Recenzja

16-12-2018-22:35:54

Daughtry - Cage To Rattle

Podziel się na facebooku! Tweetnij!

Ocena:

Dwa lata temu Chris Daughtry, założyciel i lider kapeli pod swoim nazwiskiem umieścił na Instagramie wideo, na którym zapowiadał kolejny album. Finalista piątej edycji American Idol podkreślał przy tym, że możemy spodziewać się powrotu do mocniejszej, gitarowej twarzy Daughtry. „Cage to Rattle” ukazał się 27 lipca 2018 roku i jakkolwiek gitar na nim tyle, co kot napłakał, to w żadnym wypadku nie można nazywać go rozczarowaniem.

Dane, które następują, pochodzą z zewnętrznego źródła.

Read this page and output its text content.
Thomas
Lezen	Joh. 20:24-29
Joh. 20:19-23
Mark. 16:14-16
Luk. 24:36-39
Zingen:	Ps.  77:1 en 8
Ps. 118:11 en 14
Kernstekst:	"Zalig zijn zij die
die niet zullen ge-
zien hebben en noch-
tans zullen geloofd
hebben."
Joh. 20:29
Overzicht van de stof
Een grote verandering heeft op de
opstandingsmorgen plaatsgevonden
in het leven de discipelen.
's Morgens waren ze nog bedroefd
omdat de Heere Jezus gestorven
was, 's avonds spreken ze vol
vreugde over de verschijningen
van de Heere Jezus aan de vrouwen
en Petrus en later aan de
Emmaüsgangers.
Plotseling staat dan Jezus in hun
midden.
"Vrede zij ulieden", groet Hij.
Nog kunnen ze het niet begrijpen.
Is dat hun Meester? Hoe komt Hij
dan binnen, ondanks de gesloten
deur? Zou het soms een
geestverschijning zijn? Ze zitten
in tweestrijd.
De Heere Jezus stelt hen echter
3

Najświeższe wydawnictwo szalenie popularnego w USA Daughtry to 10 zgrabnie zaaranżowanych kompozycji, które przypadną do gustu dotychczasowym fanom utalentowanego sekstetu muzyków. Doskonale łączą oni pop i rock, co słychać już na otwierającym album „Just Found Heaven” – płynnie sunące i wpadające w ucho melodie, podkreślone dyskretnym „pogrywaniem” na perkusji przez nowy nabytek zespołu, Brandona Maclina, ukazują nam czego możemy spodziewać się po całej zawartości płyty.

Najmłodsze wydawnictwo muzyczne Daughtry było promowane utworem „Deep End”, który momentalnie stał się kolejnym hitem – to właśnie tutaj moje uszy wyławiają gęsty pop-rockowy klimat z przed lat. Wyraźna, melodyjna nuta przewodnia podkreślona fajnie skaczącą na tomach perkusją, w stylu starego Genesis, Roxette, czy Michaela Jacksona.

„Cage To Rattle” nie jest albumem rewolucyjnym w dyskografii Amerykanów, nie ma na nim także artystycznego nieporządku – wszystkie piosenki mają swój wyraźny sznyt, czy będzie to hitowy „Death Of Me”, czy „Back In Time”, którego refren to esencja popu w wykonaniu Daughtry.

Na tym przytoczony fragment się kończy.